House debates

Tuesday, 2 February 2021

Grievance Debate

Manufacturing

5:08 pm

Photo of Ken O'DowdKen O'Dowd (Flynn, National Party) Share this | | Hansard source

When the Prime Minister, Scott Morrison, came to Gladstone on 21 January this year, he made two major announcements: firstly, a sod-turning event at the School of Manufacturing on the Gladstone campus of the CQU and, secondly, that the School of Mining would be set up in the North Rockhampton campus. Both schools will create an estimated 311 local jobs, including 114 in Gladstone, and there will be the ongoing jobs that will flow once the students graduate from these facilities. Thousands of Flynn residents work in manufacturing in my electorate. For example, Boyne Smelters employs over a thousand people in direct jobs, but there are many other indirect jobs that associate themselves with the Boyne smelter.

We need more skilled and semi-skilled workers in regional Australia in all facets of the industry.

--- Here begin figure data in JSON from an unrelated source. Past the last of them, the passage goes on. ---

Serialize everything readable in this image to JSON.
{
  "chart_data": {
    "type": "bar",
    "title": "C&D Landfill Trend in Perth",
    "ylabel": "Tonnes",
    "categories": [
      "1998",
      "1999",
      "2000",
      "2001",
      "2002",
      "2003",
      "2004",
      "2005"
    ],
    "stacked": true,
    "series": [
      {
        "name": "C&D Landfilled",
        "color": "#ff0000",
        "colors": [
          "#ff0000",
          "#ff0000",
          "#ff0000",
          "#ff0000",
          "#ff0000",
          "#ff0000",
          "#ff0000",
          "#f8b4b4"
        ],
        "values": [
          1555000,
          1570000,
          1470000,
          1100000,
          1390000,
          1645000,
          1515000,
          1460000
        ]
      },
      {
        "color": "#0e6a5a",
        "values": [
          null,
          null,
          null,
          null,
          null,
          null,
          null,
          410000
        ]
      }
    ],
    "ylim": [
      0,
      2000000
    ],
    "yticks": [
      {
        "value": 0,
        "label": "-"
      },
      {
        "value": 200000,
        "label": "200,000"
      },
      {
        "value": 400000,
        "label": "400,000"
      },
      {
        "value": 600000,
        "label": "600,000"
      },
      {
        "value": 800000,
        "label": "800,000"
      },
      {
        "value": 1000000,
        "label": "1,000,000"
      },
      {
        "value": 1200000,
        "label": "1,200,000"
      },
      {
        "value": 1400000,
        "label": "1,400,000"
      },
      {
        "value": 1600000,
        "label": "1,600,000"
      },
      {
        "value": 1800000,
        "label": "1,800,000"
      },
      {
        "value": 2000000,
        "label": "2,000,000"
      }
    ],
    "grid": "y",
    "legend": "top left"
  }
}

According to World Bank data, Australian manufacturing is only 5.8 per cent of the economy. We are ranked 179th in the world. Some other countries' performances can be compared. Turkey is 40th in the world, at 17.6 per cent of the economy. Greece is 147th, at 9.5, which is better than Australia. In the USA 13 per cent of the economy is tied up in manufacturing. In Japan it's 19 per cent, and in Germany it's 23 per cent. Just below Australia, at 5.7 per cent, are Niger and Yemen, very small countries indeed. The best performers are Singapore and Israel, who have no natural resources whatsoever; they make do with what they haven't got. So there's plenty of room for improvement in this sector in Australia.

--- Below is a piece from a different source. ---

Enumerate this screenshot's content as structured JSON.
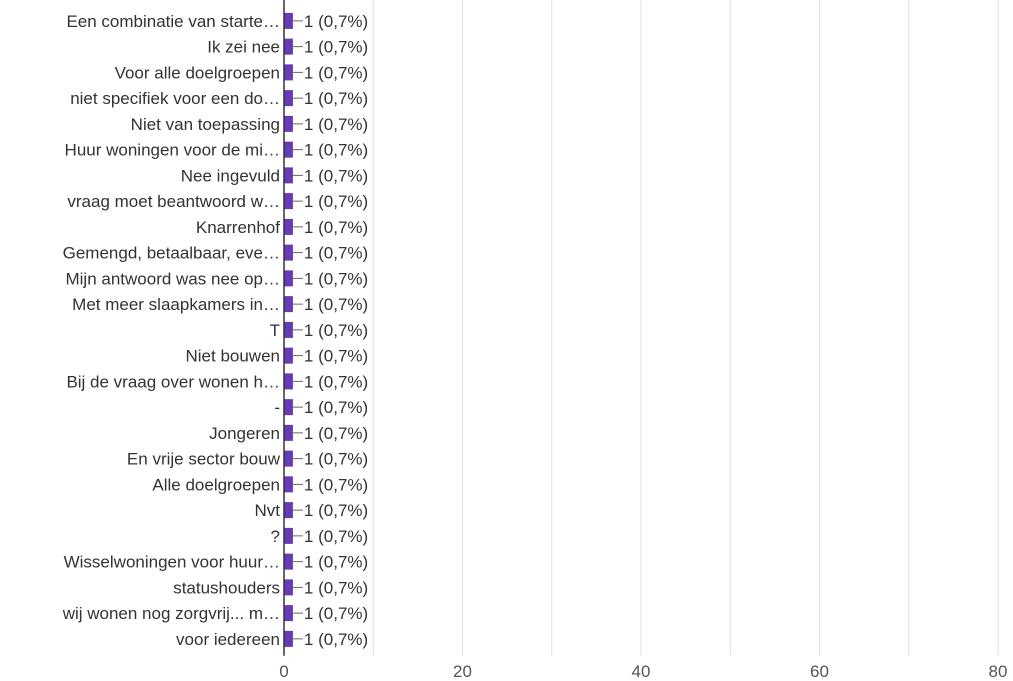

The National Party's backbench policy committee released its manufacturing 2035 plan recently, outlining the National Party's vision for the manufacturing industry. The paper outlines a nine-point plan to double employment in the manufacturing, which currently sits at about 850,000 people. Going back 30 years, manufacturing was the biggest employer in Australia, employing over 1.6 million people. One point I'm particularly passionate about is providing our manufacturing sector with quality, reliable and low-cost power. I said it before, I say it again and I'll keep saying it: Australia needs new high-energy, low-emissions power stations. I think one in each of the states of Queensland, New South Wales and Victoria would be adequate to supply cheap, competitive electricity. I think there's a spot in my electorate of Flynn where a new HELE plant could be built. Competitively priced electricity remains a key ingredient for a viable, profitable manufacturing industry.

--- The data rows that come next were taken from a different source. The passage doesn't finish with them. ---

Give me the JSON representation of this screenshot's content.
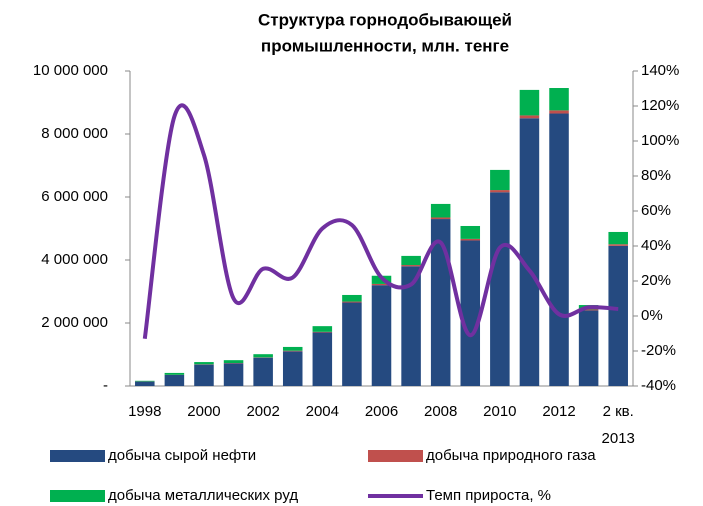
{
  "chart_data": {
    "type": "bar-line",
    "title": [
      "Структура горнодобывающей",
      "промышленности, млн. тенге"
    ],
    "categories": [
      "1998",
      null,
      "2000",
      null,
      "2002",
      null,
      "2004",
      null,
      "2006",
      null,
      "2008",
      null,
      "2010",
      null,
      "2012",
      null,
      "2 кв. 2013"
    ],
    "series": [
      {
        "name": "добыча сырой нефти",
        "color": "#254a80",
        "kind": "bar",
        "values": [
          140000,
          350000,
          680000,
          720000,
          900000,
          1100000,
          1700000,
          2650000,
          3200000,
          3800000,
          5300000,
          4620000,
          6150000,
          8500000,
          8650000,
          2400000,
          4450000
        ]
      },
      {
        "name": "добыча природного газа",
        "color": "#c0504d",
        "kind": "bar",
        "values": [
          5000,
          5000,
          10000,
          10000,
          10000,
          20000,
          20000,
          30000,
          40000,
          40000,
          50000,
          50000,
          70000,
          90000,
          100000,
          30000,
          50000
        ]
      },
      {
        "name": "добыча металлических руд",
        "color": "#00b050",
        "kind": "bar",
        "values": [
          20000,
          60000,
          70000,
          90000,
          100000,
          120000,
          180000,
          210000,
          260000,
          290000,
          430000,
          410000,
          640000,
          810000,
          710000,
          140000,
          390000
        ]
      },
      {
        "name": "Темп прироста, %",
        "color": "#7030a0",
        "kind": "line",
        "axis": "y2",
        "values": [
          -13,
          114,
          92,
          10,
          27,
          22,
          50,
          52,
          22,
          18,
          42,
          -11,
          39,
          26,
          1,
          5,
          4
        ]
      }
    ],
    "ylim": [
      0,
      10000000
    ],
    "yticks": [
      {
        "value": 0,
        "label": "-"
      },
      {
        "value": 2000000,
        "label": "2 000 000"
      },
      {
        "value": 4000000,
        "label": "4 000 000"
      },
      {
        "value": 6000000,
        "label": "6 000 000"
      },
      {
        "value": 8000000,
        "label": "8 000 000"
      },
      {
        "value": 10000000,
        "label": "10 000 000"
      }
    ],
    "y2lim": [
      -40,
      140
    ],
    "y2ticks": [
      {
        "value": -40,
        "label": "-40%"
      },
      {
        "value": -20,
        "label": "-20%"
      },
      {
        "value": 0,
        "label": "0%"
      },
      {
        "value": 20,
        "label": "20%"
      },
      {
        "value": 40,
        "label": "40%"
      },
      {
        "value": 60,
        "label": "60%"
      },
      {
        "value": 80,
        "label": "80%"
      },
      {
        "value": 100,
        "label": "100%"
      },
      {
        "value": 120,
        "label": "120%"
      },
      {
        "value": 140,
        "label": "140%"
      }
    ],
    "grid": false
  }
}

The latest trade data confirms the resilience of the Australian resource sector, with coal exports on the rise despite the recent global challenges. The value of coal exports in December increased by an impressive 26 per cent from November. Coal was worth $3.7 billion to the Australian economy in December alone. That result reinforces the importance of coal as an Australian export commodity that will remain for many years to come. Coal will be king for a long time yet. We have a great resource here in our own backyard, and while it's in the ground it cannot be used. The global demand is there, and that's why coal exports from the Gladstone port are increasing year on year, month on month. We can use this resource to help build our hospitals and our schools and other facilities that we take for granted, creating local jobs—well paying jobs, too—and that's really good for the economy in my electorate. Over 35,000 people are employed in the coalfields in and around my electorate. With Queensland's unemployment rate the worst in Australia, at 7.5 per cent, I urge the new Queensland government, which is nearly 100 days old, to get behind some of these manufacturing projects—get them off the ground, get the soil dug and get the projects started. It's essential that we do this to help people who are out of work and get them into the regions where these jobs exist.